Есть определенная тенденция в пушкиноведении наделять чрезмерной тяжеловесной серьезностью каждое движение Пушкина уже с лицейских дней. Будто это не солнечный, легкий, подвижный, как ртуть, проказливый Пушкин, а угрюмый старец Шишков. Надо ли говорить, как далек этот образ от истинного Пушкина, особенно его ранних лет. Если непредвзято отнестись к пушкинской жизни на юге, то видишь в поступках Пушкина, во всем его поведении очень молодого человека, каким он и был на самом деле. Ошеломляет зрелость иных его стихов, этим чудом опережения себя награждает творца гениальность. Конечно, ею окрашены не только стихи, но от этого Пушкин не становится гениальным старцем, а остается гениальным юношей. Исключительное явление Пушкина надо брать целиком, а не рассматривать в увеличительное стекло частности, что неизбежно приводит к искажениям.
В кишиневские дни появилась у Пушкина привычка толкаться среди простого народа, замешиваться в толпу. Он бродил по базарам среди разноплеменных людей, приглядываясь к торгу, к лезвистым лицам цыган-конокрадов и глазастым цыганок-ворожей, втягивал жадными ноздрями густой запах пота, кож, соломы, дегтя, слушал уличных музыкантов — леутаров, кобзарей, пристраивался к хороводам и даже отплясывал «жок». Он делал все это в молодой радости бытия, а не потому, что вырабатывал реалистический метод. Но несомненно, что «с пребыванием в Бессарабии пробудилось у светского юноши Пушкина то чуткое внимание к народной жизни, которое уже никогда не покидало его до самой смерти».
Равно и путешествие Пушкина с Липранди по городам и весям Бессарабии, по местам русской боевой славы, хранящим память о победах Суворова, Румянцева и Кутузова, было следствием здоровой любознательности и всегдашнего интереса к прошлому России, а не деловитого расчета на будущие исторические сочинения.
Все это вот к чему: не надо за каждым естественным жестом Пушкина, особенно молодого Пушкина, высматривать далеко рассчитанные цели.

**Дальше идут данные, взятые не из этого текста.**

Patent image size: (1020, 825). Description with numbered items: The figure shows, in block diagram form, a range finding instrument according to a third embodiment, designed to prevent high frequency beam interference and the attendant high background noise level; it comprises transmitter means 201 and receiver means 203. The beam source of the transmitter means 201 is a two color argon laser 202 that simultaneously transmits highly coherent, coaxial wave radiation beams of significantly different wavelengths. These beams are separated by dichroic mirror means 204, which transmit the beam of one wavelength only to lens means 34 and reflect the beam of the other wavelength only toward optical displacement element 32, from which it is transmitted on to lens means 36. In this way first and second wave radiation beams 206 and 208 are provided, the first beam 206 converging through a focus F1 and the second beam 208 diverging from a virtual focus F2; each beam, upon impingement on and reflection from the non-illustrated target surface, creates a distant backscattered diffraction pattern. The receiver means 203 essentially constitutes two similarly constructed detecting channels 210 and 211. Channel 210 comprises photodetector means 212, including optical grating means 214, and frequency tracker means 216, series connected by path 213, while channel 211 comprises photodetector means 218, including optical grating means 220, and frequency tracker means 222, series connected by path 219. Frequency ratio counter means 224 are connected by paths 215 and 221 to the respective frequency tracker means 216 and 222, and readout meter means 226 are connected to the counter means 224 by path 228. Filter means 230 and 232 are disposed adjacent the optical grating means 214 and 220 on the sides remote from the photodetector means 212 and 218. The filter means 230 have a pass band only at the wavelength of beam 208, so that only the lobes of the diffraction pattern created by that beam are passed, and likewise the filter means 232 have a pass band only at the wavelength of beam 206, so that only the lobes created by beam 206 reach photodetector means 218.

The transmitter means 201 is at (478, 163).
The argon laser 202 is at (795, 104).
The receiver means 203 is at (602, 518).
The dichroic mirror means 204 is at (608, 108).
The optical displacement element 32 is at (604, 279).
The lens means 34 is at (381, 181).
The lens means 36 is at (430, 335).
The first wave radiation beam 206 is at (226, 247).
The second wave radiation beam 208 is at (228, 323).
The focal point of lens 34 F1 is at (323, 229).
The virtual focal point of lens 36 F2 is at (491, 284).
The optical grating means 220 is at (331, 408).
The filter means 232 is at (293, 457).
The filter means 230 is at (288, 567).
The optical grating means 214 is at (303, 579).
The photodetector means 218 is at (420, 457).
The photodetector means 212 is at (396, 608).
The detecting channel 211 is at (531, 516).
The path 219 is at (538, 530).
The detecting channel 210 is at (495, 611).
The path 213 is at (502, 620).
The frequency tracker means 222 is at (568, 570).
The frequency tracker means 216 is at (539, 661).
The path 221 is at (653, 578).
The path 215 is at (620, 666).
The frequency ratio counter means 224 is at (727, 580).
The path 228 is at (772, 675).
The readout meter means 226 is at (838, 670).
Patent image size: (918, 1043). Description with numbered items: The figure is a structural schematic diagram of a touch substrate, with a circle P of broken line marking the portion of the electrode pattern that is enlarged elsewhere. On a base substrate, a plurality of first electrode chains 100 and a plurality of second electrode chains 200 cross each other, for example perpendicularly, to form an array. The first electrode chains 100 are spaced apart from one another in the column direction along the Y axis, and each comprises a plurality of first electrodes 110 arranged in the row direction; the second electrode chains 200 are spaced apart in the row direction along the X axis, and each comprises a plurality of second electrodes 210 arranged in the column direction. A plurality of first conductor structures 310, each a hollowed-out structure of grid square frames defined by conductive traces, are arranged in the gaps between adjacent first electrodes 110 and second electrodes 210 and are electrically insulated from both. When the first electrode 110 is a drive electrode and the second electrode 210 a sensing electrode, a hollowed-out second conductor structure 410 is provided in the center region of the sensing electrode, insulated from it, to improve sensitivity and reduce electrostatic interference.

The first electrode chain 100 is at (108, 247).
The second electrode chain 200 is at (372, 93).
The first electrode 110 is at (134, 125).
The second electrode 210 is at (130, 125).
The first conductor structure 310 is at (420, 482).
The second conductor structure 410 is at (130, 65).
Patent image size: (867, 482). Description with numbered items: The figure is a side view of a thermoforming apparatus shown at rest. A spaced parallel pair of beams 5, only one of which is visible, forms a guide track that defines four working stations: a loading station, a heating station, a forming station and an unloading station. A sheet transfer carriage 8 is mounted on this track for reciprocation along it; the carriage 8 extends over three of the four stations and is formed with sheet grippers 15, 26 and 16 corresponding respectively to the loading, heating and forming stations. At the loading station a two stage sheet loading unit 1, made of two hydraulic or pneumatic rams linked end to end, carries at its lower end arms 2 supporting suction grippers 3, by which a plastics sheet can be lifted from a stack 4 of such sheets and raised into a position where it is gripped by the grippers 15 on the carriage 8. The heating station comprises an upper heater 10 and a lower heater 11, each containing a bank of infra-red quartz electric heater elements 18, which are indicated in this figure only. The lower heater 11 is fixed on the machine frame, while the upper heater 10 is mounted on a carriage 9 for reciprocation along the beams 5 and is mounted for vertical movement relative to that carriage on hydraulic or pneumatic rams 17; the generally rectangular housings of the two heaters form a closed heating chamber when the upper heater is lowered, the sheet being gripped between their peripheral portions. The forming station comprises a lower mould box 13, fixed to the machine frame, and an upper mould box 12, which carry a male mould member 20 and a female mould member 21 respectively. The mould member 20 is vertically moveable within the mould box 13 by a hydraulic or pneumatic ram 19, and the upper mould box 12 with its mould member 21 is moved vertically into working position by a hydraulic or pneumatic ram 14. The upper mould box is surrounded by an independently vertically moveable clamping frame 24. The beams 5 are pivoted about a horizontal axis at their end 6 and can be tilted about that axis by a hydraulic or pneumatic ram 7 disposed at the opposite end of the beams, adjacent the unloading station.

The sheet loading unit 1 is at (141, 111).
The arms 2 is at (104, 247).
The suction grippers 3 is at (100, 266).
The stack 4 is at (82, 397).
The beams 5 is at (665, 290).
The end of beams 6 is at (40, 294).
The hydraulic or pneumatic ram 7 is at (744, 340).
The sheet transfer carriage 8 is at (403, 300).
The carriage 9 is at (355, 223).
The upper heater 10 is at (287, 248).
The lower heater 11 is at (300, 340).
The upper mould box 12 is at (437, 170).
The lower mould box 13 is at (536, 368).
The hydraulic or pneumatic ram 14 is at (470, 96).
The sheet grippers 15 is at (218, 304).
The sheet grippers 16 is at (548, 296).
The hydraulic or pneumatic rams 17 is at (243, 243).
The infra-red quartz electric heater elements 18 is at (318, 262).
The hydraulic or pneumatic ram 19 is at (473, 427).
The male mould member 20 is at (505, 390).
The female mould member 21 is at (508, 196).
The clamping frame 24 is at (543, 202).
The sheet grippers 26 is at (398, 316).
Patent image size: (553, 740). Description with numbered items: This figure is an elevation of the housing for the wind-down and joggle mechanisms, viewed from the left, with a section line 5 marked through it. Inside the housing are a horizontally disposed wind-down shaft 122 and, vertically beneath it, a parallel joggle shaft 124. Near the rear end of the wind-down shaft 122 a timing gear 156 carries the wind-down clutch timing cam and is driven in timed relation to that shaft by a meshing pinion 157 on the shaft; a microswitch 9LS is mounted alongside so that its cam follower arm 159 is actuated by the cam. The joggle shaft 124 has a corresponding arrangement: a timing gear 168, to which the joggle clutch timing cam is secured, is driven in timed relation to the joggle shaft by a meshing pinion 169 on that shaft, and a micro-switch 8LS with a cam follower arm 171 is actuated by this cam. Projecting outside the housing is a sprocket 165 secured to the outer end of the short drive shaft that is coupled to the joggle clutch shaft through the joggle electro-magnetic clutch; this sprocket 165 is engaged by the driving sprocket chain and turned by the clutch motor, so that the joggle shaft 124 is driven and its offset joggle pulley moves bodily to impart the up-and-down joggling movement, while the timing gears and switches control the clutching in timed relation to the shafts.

Мне представляется неверной тенденция чрезмерно драматизировать тот душевный кризис, который Пушкин пережил на юге. Многозначительно возводя очи горе, говорят, что он был близок к самоубийству. А мне вспоминаются слова великого человекознатца Горького: каждый стоящий молодой человек хоть раз да покушался на самоубийство. Пушкин — живой, заинтересованный, свободолюбивый человек, — конечно же, не мог остаться равнодушным к разгулу черных сил в Европе и гнусной деятельности отечественных мракобесов, но от трагических мук и отчаяния душа его защитилась спасительным скепсисом. В весьма бодром послании В. Л. Давыдову поэт иносказательно говорит о подавлении восстания в Неаполе, но считает — иначе и быть не могло. Он иронизирует:
Народы тишины хотят,
И долго их ярем не треснет.
Иное — сам Пушкин. Он полон веры в очистительную бурю:
Ужель надежды луч исчез?
Но нет, мы счастьем насладимся.
Кровавой чаши причастимся —
И я скажу: Христос воскрес.
Далеко же ушел он от своей прежней наивной веры, что рабство падет «по манию царя»!